It has been 14 years since I’ve lost my precious son and 10 years since I’ve lost my second baby. I don’t understand why God chose to take them home but, I know that they are in a better place, they are not in danger, nor or they suffering in this old world that we live in. They are cradled in the arms of God with my dear sweet grandmothers Ida and Eula enjoying rocking them and spoiling them rotten. Their Dad has been with them for 8 years now and I know that they are watching over me and leading me on certain paths. I feel their presence from time to time.
Lately I’ve been seeing all the posts of my former classmates and friends celebrating their children graduating from high school. I take a deep breath and wonder what my children would be today. I envision all the excitement of graduation, the celebrating the picture taking. Acting silly just to make them laugh.

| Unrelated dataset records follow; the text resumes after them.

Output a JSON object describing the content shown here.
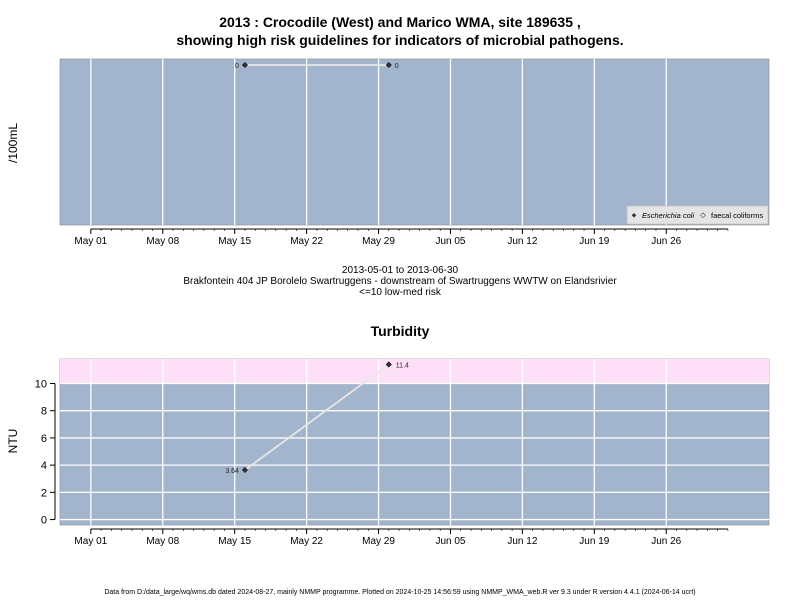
{
  "chart_data": [
    {
      "type": "line",
      "title_line1": "2013 : Crocodile (West) and Marico WMA, site 189635 ,",
      "title_line2": "showing high risk guidelines for indicators of microbial pathogens.",
      "ylabel": "/100mL",
      "x_ticks": [
        "May 01",
        "May 08",
        "May 15",
        "May 22",
        "May 29",
        "Jun 05",
        "Jun 12",
        "Jun 19",
        "Jun 26"
      ],
      "x_range": [
        "2013-04-28",
        "2013-07-06"
      ],
      "grid": true,
      "legend_placement": "bottom-right",
      "legend": [
        "Escherichia coli",
        "faecal coliforms"
      ],
      "series": [
        {
          "name": "Escherichia coli",
          "points": [
            {
              "x": "2013-05-16",
              "y": 0,
              "label": "0"
            },
            {
              "x": "2013-05-30",
              "y": 0,
              "label": "0"
            }
          ]
        }
      ],
      "caption_line1": "2013-05-01 to 2013-06-30",
      "caption_line2": "Brakfontein 404 JP Borolelo Swartruggens - downstream of Swartruggens WWTW on Elandsrivier",
      "caption_line3": "<=10 low-med risk"
    },
    {
      "type": "line",
      "title": "Turbidity",
      "ylabel": "NTU",
      "y_ticks": [
        "0",
        "2",
        "4",
        "6",
        "8",
        "10"
      ],
      "ylim": [
        -0.4,
        11.8
      ],
      "threshold": 10,
      "x_ticks": [
        "May 01",
        "May 08",
        "May 15",
        "May 22",
        "May 29",
        "Jun 05",
        "Jun 12",
        "Jun 19",
        "Jun 26"
      ],
      "x_range": [
        "2013-04-28",
        "2013-07-06"
      ],
      "grid": true,
      "points": [
        {
          "x": "2013-05-16",
          "y": 3.64,
          "label": "3.64"
        },
        {
          "x": "2013-05-30",
          "y": 11.4,
          "label": "11.4"
        }
      ]
    }
  ],
  "footer": "Data from D:/data_large/wq/wms.db dated 2024-08-27, mainly NMMP programme. Plotted on 2024-10-25 14:56:59 using NMMP_WMA_web.R ver 9.3 under R version 4.4.1 (2024-06-14 ucrt)",
  "colors": {
    "panel_bg": "#a3b5cc",
    "high_risk_band": "#fde0f7",
    "grid": "#ffffff",
    "line": "#e6e6e6",
    "marker": "#333333"
  }
}
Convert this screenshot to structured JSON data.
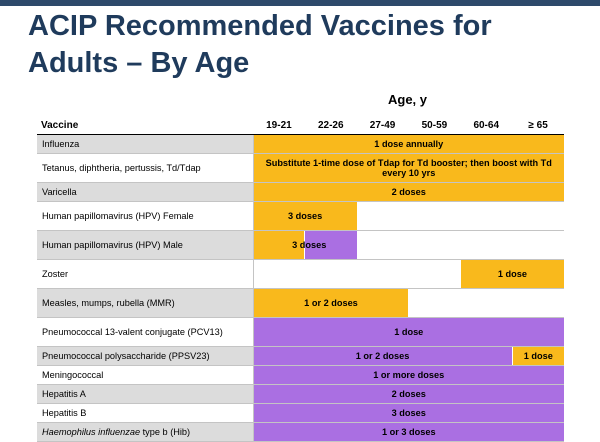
{
  "title_line1": "ACIP Recommended Vaccines for",
  "title_line2": "Adults – By Age",
  "colors": {
    "recommended_all": "#f9b91c",
    "risk_based": "#aa6fe2",
    "title": "#1f3b5c"
  },
  "table": {
    "age_header": "Age, y",
    "vaccine_header": "Vaccine",
    "age_groups": [
      "19-21",
      "22-26",
      "27-49",
      "50-59",
      "60-64",
      "≥ 65"
    ],
    "rows": [
      {
        "name": "Influenza",
        "bar1": "1 dose annually"
      },
      {
        "name": "Tetanus, diphtheria, pertussis, Td/Tdap",
        "bar1": "Substitute 1-time dose of Tdap for Td booster; then boost with Td every 10 yrs"
      },
      {
        "name": "Varicella",
        "bar1": "2 doses"
      },
      {
        "name": "Human papillomavirus (HPV) Female",
        "bar1": "3 doses"
      },
      {
        "name": "Human papillomavirus (HPV) Male",
        "bar1": "3 doses"
      },
      {
        "name": "Zoster",
        "bar1": "1 dose"
      },
      {
        "name": "Measles, mumps, rubella (MMR)",
        "bar1": "1 or 2 doses"
      },
      {
        "name": "Pneumococcal 13-valent conjugate (PCV13)",
        "bar1": "1 dose"
      },
      {
        "name": "Pneumococcal polysaccharide (PPSV23)",
        "bar1": "1 or 2 doses",
        "bar2": "1 dose"
      },
      {
        "name": "Meningococcal",
        "bar1": "1 or more doses"
      },
      {
        "name": "Hepatitis A",
        "bar1": "2 doses"
      },
      {
        "name": "Hepatitis B",
        "bar1": "3 doses"
      },
      {
        "name_italic": "Haemophilus influenzae",
        "name_rest": " type b (Hib)",
        "bar1": "1 or 3 doses"
      }
    ]
  }
}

I know that God had a plan when he decided that he needed you more than I do but, it is something that is very hard to understand at times. I long to hold your hand, to see your face, to hear you laugh. I do my best to hold on to the promise that I will see you one day and won’t ever have to leave you. At times like this when everyone is celebrating I’m dying inside and feeling such emptiness and sadness, sometimes it’s almost more than I can bear.
I have to remind myself that I have other children that need me and that love me. I celebrate with them but, you are always in my thoughts and on my mind.
I really wonder what you would be today but, I guess for now I’ll have to continue celebrating with you in my thoughts. Knowing that you are there beside me, in the wind, in the sun and in the rain, in the laughter and in the tears.